As I see it, the name "Western medicine" (xiyao) as a catch-all phrase is a misnomer that serves only to polarize. The methodologies for making these drugs may have been first invented in Western countries, but they are now adopted worldwide. What if we add "Western" to other sciences such as physics, biology, architecture etc? Say, if we call a building with reinforced concrete instead of wooden nails "a Western house", people will raise their eyebrows as if you are from another planet. The adjectives "Western" and "Chinese" are used only to describe a building's style or decoration.

I see the term "Western medicine" as a vestige from the early days when China only started to import scientific knowledge and products from more advanced countries. But we no longer call an electric bulb "a foreign lamp" (yangdeng). But when you say "I prefer Western medicine", there is the instant connotation that you stand up for science (in the eyes of TCM detractors) or you have spurned your native culture (in the eyes of TCM defenders).

Now, nobody will accuse you of cultural betrayal if you say you like an electric lamp over an oil-fueled one.

Attitudes towards TCM, however, run the full spectrum from heartfelt embrace to total rejection. On one end are those who extol it as the magic potion that has eluded Western medicine. And on the other end are those who are convinced it is pure superstition. I don't agree with either side.

There is obviously a cultural aspect to TCM. It is intertwined with traditional Chinese philosophy and metaphysics. Like religion, very often you have to believe it before you can experience its efficacy. But medicine is a science and as such it has to have things that are absolute-unlike culture, which is relative. While a color or an architectural style can incite different feelings in different people, a drug usually works the same within a certain range of variations such as patient resistance, weight and age.

Culture thrives on fuzziness. Words with multiple meanings are often employed for special effects. A story is considered good if it leaves room for speculation, say, in the movie The Life of Pi. But from the perspective of science, such ambiguity can be deadly. It calls for methods and products that are measurable in every aspect.
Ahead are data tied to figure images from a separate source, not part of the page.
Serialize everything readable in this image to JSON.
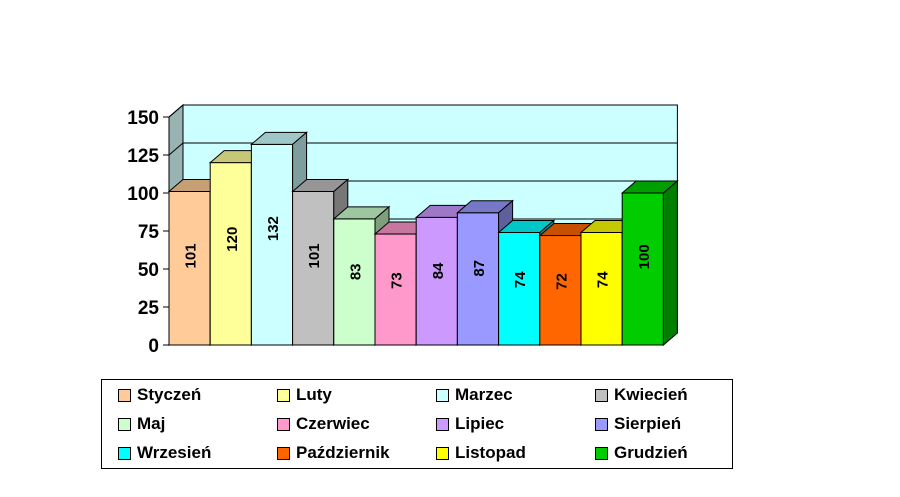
{
  "chart_data": {
    "type": "bar",
    "categories": [
      "Styczeń",
      "Luty",
      "Marzec",
      "Kwiecień",
      "Maj",
      "Czerwiec",
      "Lipiec",
      "Sierpień",
      "Wrzesień",
      "Październik",
      "Listopad",
      "Grudzień"
    ],
    "values": [
      101,
      120,
      132,
      101,
      83,
      73,
      84,
      87,
      74,
      72,
      74,
      100
    ],
    "data_labels": [
      "101",
      "120",
      "132",
      "101",
      "83",
      "73",
      "84",
      "87",
      "74",
      "72",
      "74",
      "100"
    ],
    "colors": [
      "#FFCC99",
      "#FFFF99",
      "#CCFFFF",
      "#C0C0C0",
      "#CCFFCC",
      "#FF99CC",
      "#CC99FF",
      "#9999FF",
      "#00FFFF",
      "#FF6600",
      "#FFFF00",
      "#00CC00"
    ],
    "ylim": [
      0,
      150
    ],
    "yticks": [
      0,
      25,
      50,
      75,
      100,
      125,
      150
    ],
    "ytick_labels": [
      "0",
      "25",
      "50",
      "75",
      "100",
      "125",
      "150"
    ],
    "grid": true,
    "legend_position": "bottom",
    "wall_color": "#CCFFFF",
    "side_wall_color": "#99B2B2",
    "title": "",
    "xlabel": "",
    "ylabel": ""
  }
}
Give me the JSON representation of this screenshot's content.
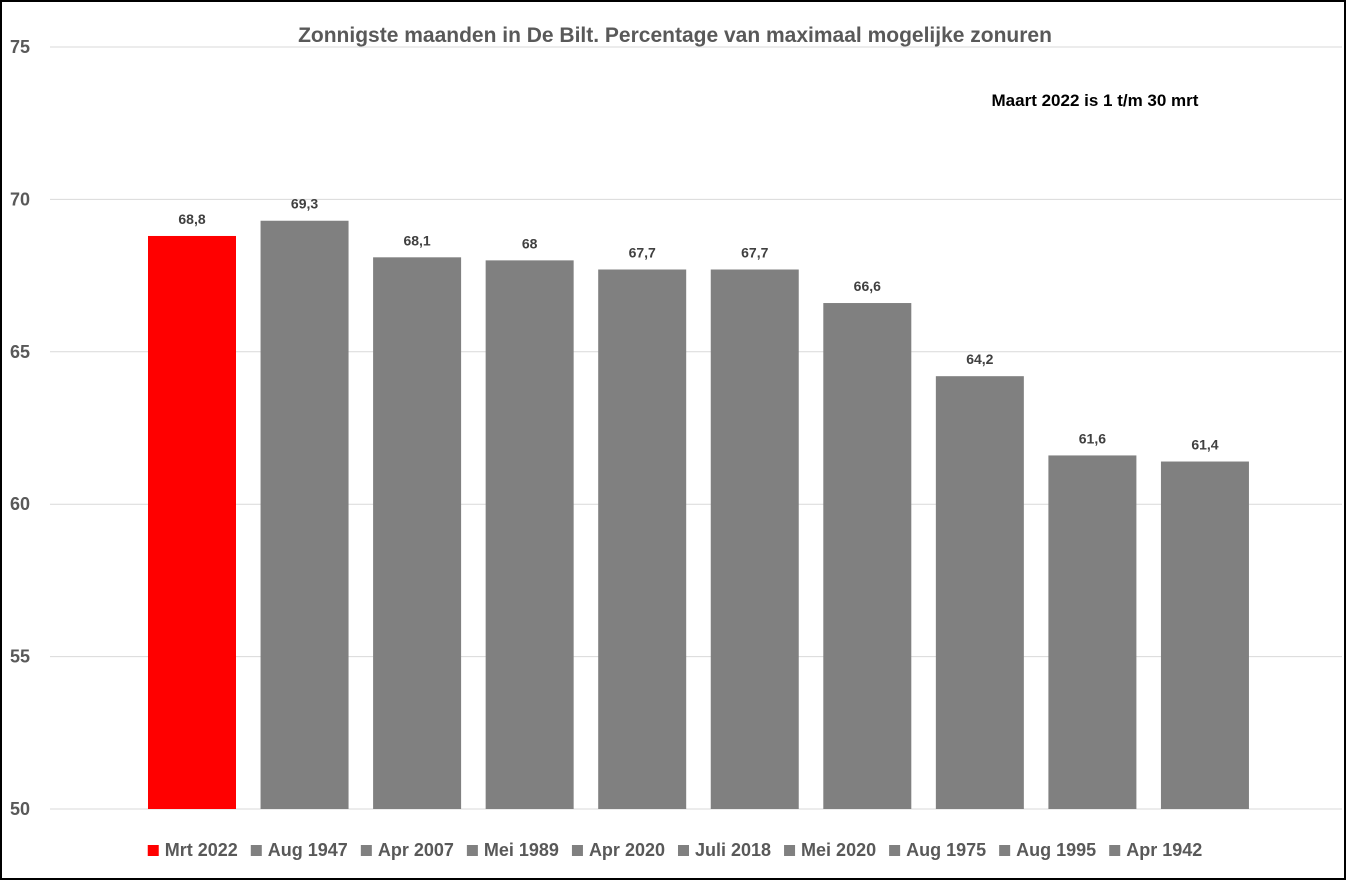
{
  "chart_data": {
    "type": "bar",
    "title": "Zonnigste maanden in De Bilt. Percentage van maximaal mogelijke zonuren",
    "annotation": "Maart 2022 is 1 t/m 30 mrt",
    "xlabel": "",
    "ylabel": "",
    "ylim": [
      50,
      75
    ],
    "yticks": [
      50,
      55,
      60,
      65,
      70,
      75
    ],
    "grid": true,
    "legend_position": "bottom",
    "categories": [
      "Mrt 2022",
      "Aug 1947",
      "Apr 2007",
      "Mei 1989",
      "Apr 2020",
      "Juli 2018",
      "Mei 2020",
      "Aug 1975",
      "Aug 1995",
      "Apr 1942"
    ],
    "values": [
      68.8,
      69.3,
      68.1,
      68,
      67.7,
      67.7,
      66.6,
      64.2,
      61.6,
      61.4
    ],
    "value_labels": [
      "68,8",
      "69,3",
      "68,1",
      "68",
      "67,7",
      "67,7",
      "66,6",
      "64,2",
      "61,6",
      "61,4"
    ],
    "colors": [
      "#ff0000",
      "#808080",
      "#808080",
      "#808080",
      "#808080",
      "#808080",
      "#808080",
      "#808080",
      "#808080",
      "#808080"
    ]
  }
}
I have the weird notion that ancient Chinese wanted their remedies to be accurate, but given the circumstances they had to opt for a fuzzier approach. Anyone who has been to a TCM drugstore will understand this dilemma: A sales assistant uses a small Chinese scale to weigh each ingredient, but sometimes he would simply grab a pile and spread it evenly over each packet. The way to determine the quantity is reminiscent of a chef. The goal is to be exact, but approximation is tolerated when quantifying becomes too troublesome.

Which implies that, had ancient Chinese possessed the tools, they would have resorted to trial-and-error not that different from modern science. We must remember that in antiquity there were a lot of things not yet available. People back then had to make do with what they had got. But for people who live with the benefit of modern science, there is no reason why we should not use it. And that was exactly what Tu and her peers did. They took a seed from ancient China and ran it through the vetting process of modern medicine.

Of course, thousands of other TCM seeds did not come out of the grinding mill with any fruit. But that is the nature of testing, and that is also where its value lies. Big pharmaceutical companies engage in prolonged and expensive tests before coming up with a drug that can be approved for the public.

TCM often relies on a hunch and is tested more sporadically. But sometimes an epiphany on a smart mind can open up a new vista, such as Tu coming up with low-temperature extraction for Artemisinin. For that, she has acknowledged the TCM influence and considered her win "an honor for China's science cause and traditional Chinese medicine in their course of reaching out to the world".

To develop modern medical science, we need inspiration from every possible source. And there is no reason we should categorically deny TCM as one of these sources. However, while we can embrace it as part of our heritage, we must subject individual therapy to the rigorous reviews demanded by today's consumers.